As próximas páginas são ela trabalhando com a Liga da Justiça, enfrentando várias ameaças e questionando sua posição na Liga e seu lugar como heroína. Pouco depois, ao lançar seus primeiros constructos com mais consistência, salva várias pessoas e consegue ajudar efetivamente o grupo de heróis e heroínas. Mas a grande sacada da revista, a grande virada do roteiro vem logo depois disso. Depois de realizar alguns trabalhos, a dupla de Lanternas, Cruz e Baz, vai resolver um problema de assalto a banco com reféns, com um vilão tipicamente dos anos 1960, um xerife com tapa-olho chamado de O Jogador. Ela começa se perguntando o motivo pela qual uma pessoa se vestiria daquela forma tão ridícula, tão idiota, depois centra nos detalhes da situação, das vestimentas… a crise de ansiedade começa. Ela se sente paralisada, é salva por Baz e, depois que o parceiro tenta “compreender” sua situação, os dois discutem e ela vai embora. Daí para frente a narrativa se centra em Cruz tentando retomar seu cotidiano, as mais pequenas atividades, o controle das situações e da sua mente. O ponto alto da revista é, depois, quando os primeiros quadros voltam, quando Cruz está deitada na cama, lutando para se levantar e Baz, pelo anel energético, está chamando-a. A página seguinte, desenhada em espiral, é ela levantando todas as suas dúvidas, todas as suas incertezas, sentindo o medo de frente. Um misto de terror e coragem que só quem tem ansiedade é que vai entender. Ela consegue se levantar e encontra Baz para conversar. A conclusão da crise é essa.

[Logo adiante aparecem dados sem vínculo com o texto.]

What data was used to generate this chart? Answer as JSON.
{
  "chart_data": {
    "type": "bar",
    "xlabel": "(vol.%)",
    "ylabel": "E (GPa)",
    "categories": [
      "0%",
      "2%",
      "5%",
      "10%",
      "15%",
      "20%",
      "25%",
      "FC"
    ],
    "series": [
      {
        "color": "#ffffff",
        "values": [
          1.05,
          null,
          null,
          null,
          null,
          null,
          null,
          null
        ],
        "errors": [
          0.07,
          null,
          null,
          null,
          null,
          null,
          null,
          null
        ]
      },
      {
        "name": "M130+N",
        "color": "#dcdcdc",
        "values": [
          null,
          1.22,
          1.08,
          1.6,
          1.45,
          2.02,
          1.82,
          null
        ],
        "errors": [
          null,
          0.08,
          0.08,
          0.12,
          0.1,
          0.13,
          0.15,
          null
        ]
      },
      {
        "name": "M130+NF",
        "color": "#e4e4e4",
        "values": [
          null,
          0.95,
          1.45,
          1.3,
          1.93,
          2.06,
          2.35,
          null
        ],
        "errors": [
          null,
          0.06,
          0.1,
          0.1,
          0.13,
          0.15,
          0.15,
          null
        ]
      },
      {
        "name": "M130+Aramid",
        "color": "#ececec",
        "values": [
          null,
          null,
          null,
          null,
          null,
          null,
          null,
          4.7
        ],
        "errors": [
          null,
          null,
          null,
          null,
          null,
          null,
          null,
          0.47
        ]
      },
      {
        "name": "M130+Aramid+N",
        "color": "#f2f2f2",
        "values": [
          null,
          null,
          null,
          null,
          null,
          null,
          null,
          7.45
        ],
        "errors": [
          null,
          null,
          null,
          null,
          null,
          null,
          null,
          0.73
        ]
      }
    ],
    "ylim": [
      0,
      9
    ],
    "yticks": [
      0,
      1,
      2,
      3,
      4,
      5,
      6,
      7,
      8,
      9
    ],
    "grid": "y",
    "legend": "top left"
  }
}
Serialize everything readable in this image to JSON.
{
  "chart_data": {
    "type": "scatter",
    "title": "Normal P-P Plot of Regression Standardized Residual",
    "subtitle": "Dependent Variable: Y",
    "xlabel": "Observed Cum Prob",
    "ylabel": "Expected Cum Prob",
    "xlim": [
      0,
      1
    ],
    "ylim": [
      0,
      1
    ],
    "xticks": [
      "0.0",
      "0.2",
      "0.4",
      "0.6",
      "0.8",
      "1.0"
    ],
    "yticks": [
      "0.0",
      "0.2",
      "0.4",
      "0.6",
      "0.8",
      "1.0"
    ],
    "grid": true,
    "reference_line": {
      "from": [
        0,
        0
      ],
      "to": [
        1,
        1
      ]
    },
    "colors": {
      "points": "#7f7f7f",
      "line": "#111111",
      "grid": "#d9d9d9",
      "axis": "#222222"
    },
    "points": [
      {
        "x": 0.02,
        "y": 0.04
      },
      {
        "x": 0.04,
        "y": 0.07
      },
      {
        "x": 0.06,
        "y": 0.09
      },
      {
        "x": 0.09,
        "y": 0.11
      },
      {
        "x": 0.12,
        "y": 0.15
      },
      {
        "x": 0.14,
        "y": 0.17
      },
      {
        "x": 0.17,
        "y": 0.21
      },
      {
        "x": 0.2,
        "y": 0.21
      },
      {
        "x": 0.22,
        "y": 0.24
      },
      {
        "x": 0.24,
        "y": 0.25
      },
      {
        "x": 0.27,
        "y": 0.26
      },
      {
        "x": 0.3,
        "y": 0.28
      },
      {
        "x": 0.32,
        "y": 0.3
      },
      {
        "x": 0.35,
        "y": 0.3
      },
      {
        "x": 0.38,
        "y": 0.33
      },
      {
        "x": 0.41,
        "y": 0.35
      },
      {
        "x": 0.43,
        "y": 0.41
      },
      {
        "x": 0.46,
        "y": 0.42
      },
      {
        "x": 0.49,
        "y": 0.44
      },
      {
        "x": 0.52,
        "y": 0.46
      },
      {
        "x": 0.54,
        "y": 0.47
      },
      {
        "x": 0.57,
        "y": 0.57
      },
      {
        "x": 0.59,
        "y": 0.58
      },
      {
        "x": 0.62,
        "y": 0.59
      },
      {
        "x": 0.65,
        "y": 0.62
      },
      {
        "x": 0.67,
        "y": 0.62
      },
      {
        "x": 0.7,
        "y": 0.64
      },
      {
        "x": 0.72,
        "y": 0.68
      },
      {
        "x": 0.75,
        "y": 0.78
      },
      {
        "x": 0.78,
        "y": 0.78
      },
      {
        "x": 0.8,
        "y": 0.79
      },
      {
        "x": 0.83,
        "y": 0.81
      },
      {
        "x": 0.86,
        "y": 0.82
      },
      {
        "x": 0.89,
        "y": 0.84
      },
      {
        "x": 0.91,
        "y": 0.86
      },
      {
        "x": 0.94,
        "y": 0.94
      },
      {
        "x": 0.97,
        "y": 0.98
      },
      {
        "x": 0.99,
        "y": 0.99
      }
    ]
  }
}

Lanternas Verdes #8 (Panini comics, 2017)

Jessica Cruz supera o medo todos os dias. Sua ansiedade é sua principal vilã. O mote para que ela se tornasse Lanterna Verde é sua batalha cotidiana pelas coisas simples, por conseguir viver cada dia de uma vez. O gancho da metáfora do medo, aberto anos atrás, ganha em Cruz o seu elemento mais importante. A meu ver, é essa a maneira de os quadrinhos ainda fazerem sentido, mostrarem possibilidades no impossível, realidade no fantástico. Sem serem normativos e caricatos. E como eu sou desses que fazem listas de coisas preferidas, posso fazer uma de preferência das pessoas que portam o anel esmeralda: Kyle Rayner, Simon Baz e Jessica Cruz.